I am given this figure of a regular octahedron and I have to find the unit quaternion.
In the symmetry group of the regular octahedron what is the unit quaternion that represents a 90 degree rotation about the semi x-axis $\lambda i, \lambda >0$ . The rotation appears to be counter clockwise to an observer at point A.
At point A, I am just given the i vector and I know that I have a 90 degree rotation. So, $\theta = 90^{\circ}$. There is also $ \alpha = cos \theta$, but if I just plug in 90 degrees right now, I will just have 0.
If I have a 90 degree rotation.

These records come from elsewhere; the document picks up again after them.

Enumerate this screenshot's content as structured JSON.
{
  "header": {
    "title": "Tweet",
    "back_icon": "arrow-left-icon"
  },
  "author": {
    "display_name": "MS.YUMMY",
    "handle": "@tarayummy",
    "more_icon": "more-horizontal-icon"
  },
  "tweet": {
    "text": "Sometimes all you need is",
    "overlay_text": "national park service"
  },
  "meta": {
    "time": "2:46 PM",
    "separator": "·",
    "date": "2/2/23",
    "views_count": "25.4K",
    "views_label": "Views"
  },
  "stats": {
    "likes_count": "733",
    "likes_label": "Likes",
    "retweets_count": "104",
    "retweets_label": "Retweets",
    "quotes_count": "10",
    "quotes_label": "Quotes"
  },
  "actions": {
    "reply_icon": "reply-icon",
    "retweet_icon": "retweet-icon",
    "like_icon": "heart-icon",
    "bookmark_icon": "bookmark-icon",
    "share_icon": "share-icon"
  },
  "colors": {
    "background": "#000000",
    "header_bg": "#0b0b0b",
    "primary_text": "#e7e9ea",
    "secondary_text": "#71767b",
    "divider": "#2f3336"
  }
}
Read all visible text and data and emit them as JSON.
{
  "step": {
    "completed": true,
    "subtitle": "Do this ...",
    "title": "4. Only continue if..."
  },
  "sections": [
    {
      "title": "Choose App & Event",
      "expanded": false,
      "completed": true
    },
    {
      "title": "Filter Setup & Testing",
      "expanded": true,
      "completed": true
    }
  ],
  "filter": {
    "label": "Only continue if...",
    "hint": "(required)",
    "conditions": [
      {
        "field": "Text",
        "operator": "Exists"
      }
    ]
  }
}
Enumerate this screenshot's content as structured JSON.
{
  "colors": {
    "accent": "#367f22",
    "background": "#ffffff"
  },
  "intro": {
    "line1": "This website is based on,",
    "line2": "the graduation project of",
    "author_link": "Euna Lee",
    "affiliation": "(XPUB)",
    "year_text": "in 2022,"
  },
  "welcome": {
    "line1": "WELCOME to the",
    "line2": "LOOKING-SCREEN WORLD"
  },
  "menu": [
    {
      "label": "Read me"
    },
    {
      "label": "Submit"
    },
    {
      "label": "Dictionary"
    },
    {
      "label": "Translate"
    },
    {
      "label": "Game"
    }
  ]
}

Then
$2\theta = 90^{\circ}$
$\theta = 45^{\circ}$
$ \alpha = 45^{\circ} = \frac{1}{\sqrt{2}}$
The norm of u is 1 and $u^2$ is 1 so I have $ u = \frac{1}{\sqrt{2}}+ \lambda i$ so $u^2 = \frac{1}{2} + (\lambda)^2(i)^2$ (that $i^2$ is not imaginary..it's a vector)
and then I have to solve for lambda
$1 = \frac{1}{2} + (\lambda)^2(i)^2$ using the ...alright I'm forgetting my terminology here but I know $\sqrt(1^2+0^2+0^2) = \sqrt(1) = 1$ because i is my only vector and I have (1,0,0)
$1 = \frac{1}{2} + (\lambda)^2$
$1-\frac{1}{2} = (\lambda)^2$
$\frac{1}{2} = (\lambda)^2$
$\frac{1}{\sqrt{2}}, - \frac{1}{\sqrt{2}} = \lambda$
$ u = \frac{1}{\sqrt{2}}+\frac{1}{\sqrt{2}} i$
Is that the unit quaternion? I'm kind of lost.